If you want a fully-offline workflow:

  • Use the mermaid npm package in a local Node project, or
  • Use a tool like Obsidian or VS Code with a Mermaid extension that ships its own copy of the library.

Both approaches give you offline rendering at the cost of a setup step. For ad-hoc diagram drafting on a flight, opening this site once before takeoff and keeping the tab open works for most flights.

Ads

Why are there ads, and can I disable them?

Ads pay for the server bill, the domain, and the time it takes to write the guides. The site is free to use because of them.

The preview tool itself is designed to keep ads out of the first fold — you should not see an ad above the editor on a normal-size laptop screen. If you do, it’s a bug; please tell us.

You are welcome to use a content blocker, and the site will keep working. Mermaid renders entirely in your browser; nothing on this site requires the ad scripts to load.

Diagram formats

Which Mermaid version does this site use?

Mermaid Preview bundles Mermaid version 11, pinned in package.json. Each build of the site embeds the exact version, so what you render here matches what you would get from a fresh npm install mermaid@11.

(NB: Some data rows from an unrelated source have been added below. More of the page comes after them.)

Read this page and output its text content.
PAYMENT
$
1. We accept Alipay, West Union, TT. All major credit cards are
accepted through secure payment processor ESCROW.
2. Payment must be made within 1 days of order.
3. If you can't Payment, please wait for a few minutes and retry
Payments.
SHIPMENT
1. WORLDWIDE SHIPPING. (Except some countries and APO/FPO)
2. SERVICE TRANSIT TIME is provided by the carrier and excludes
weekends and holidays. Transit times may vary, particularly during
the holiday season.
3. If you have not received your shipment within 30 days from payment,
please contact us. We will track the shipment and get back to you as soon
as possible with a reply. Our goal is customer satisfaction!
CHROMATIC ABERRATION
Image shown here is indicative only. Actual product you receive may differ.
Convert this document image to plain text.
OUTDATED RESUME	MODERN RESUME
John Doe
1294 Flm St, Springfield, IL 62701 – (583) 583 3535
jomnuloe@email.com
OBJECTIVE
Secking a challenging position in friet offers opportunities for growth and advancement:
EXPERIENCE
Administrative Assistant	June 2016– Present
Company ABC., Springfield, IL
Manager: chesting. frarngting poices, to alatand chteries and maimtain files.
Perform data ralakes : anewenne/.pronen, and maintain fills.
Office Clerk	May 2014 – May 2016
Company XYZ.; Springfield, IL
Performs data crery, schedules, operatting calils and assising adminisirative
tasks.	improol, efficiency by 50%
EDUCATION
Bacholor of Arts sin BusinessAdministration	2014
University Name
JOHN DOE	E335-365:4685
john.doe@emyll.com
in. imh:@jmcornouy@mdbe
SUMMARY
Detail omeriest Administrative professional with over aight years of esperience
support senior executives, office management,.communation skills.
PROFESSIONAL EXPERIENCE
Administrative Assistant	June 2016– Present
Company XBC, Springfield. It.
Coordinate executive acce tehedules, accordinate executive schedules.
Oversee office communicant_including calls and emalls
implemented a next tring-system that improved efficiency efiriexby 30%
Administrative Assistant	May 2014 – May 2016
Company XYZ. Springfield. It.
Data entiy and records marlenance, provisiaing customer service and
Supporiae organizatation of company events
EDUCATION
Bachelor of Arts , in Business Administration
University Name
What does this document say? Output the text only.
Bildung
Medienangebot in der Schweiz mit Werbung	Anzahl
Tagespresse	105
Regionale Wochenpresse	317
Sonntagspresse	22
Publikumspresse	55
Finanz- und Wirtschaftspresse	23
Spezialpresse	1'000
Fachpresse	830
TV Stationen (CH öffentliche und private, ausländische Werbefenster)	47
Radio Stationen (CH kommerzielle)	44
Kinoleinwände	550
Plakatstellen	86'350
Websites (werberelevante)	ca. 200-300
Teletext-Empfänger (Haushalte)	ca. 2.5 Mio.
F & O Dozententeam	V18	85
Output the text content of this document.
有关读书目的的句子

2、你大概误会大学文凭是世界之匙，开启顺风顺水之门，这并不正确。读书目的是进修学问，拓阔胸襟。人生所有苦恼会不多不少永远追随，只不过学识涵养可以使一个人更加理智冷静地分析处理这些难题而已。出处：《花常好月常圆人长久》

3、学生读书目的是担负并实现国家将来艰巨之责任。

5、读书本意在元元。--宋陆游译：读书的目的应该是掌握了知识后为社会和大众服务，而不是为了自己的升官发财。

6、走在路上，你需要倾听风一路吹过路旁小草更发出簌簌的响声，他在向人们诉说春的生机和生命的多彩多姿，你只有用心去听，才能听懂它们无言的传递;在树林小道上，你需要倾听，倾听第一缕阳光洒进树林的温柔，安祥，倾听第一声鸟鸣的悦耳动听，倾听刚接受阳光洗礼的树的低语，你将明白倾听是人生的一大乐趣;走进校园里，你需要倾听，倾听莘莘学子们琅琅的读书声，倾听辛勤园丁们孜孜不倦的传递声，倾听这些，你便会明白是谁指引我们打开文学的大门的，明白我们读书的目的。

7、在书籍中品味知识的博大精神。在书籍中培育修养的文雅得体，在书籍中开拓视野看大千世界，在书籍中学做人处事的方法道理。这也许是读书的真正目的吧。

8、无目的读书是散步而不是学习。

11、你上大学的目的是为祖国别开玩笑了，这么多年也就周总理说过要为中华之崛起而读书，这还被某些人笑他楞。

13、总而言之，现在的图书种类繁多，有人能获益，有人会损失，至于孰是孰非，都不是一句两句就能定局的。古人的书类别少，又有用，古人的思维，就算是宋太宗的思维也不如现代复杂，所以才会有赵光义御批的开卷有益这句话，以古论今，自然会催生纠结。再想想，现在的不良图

GitHub’s renderer currently tracks Mermaid v10, and tools like Notion and GitBook track somewhat older versions. Most syntax is identical across these versions, but a few v11-only features (notably newer diagram types and some directive options) will not render on platforms still on v10.

When you copy a diagram from this preview into another tool and the rendering differs, version skew is the most likely cause. We document the practical consequences in our embed guides for GitHub, Notion, and the major static-site generators.

Limits

What's the maximum diagram size?

There is no hard upper bound. The practical limits are set by your browser:

  • Up to ~500 nodes renders fast (under one second on a modern laptop).
  • 500–2,000 nodes noticeably slows down — the main thread blocks for a fraction of a second on each render. Usable, but consider whether the diagram is communicating one thing or trying to communicate ten.
  • Beyond ~5,000 nodes the browser may stutter or run out of memory.

If your diagram is genuinely that large, the more honest fix is splitting it. A 2,000-node diagram is rarely readable as a single image; it is almost always two or three smaller diagrams stacked together.

For the rare case where the diagram is genuinely needed in one piece — large org charts, generated dependency graphs — we are tracking server-side rendering as a future feature. It will lift the browser-memory ceiling at the cost of needing to send the diagram to a server (with explicit consent).

Can I export at 4K or higher resolution?

The PNG download button currently exports at 2× the on-screen resolution, which is fine for most documentation, web pages, and standard slide decks. For 4K or higher, two paths work:

  1. Export the SVG instead. SVG is vector — it scales to any size without losing quality. If your destination accepts SVG (most do, including modern Keynote, PowerPoint, and Google Slides as embedded images), this is the right answer.
  2. Wait for the higher-resolution PNG export. A configurable scale (1× / 2× / 3×) is on our roadmap and will land in a Phase 2 release.

For posters, prints, or other unusually large outputs, SVG is the only durable answer — even a 4× PNG looks soft when blown up to A1.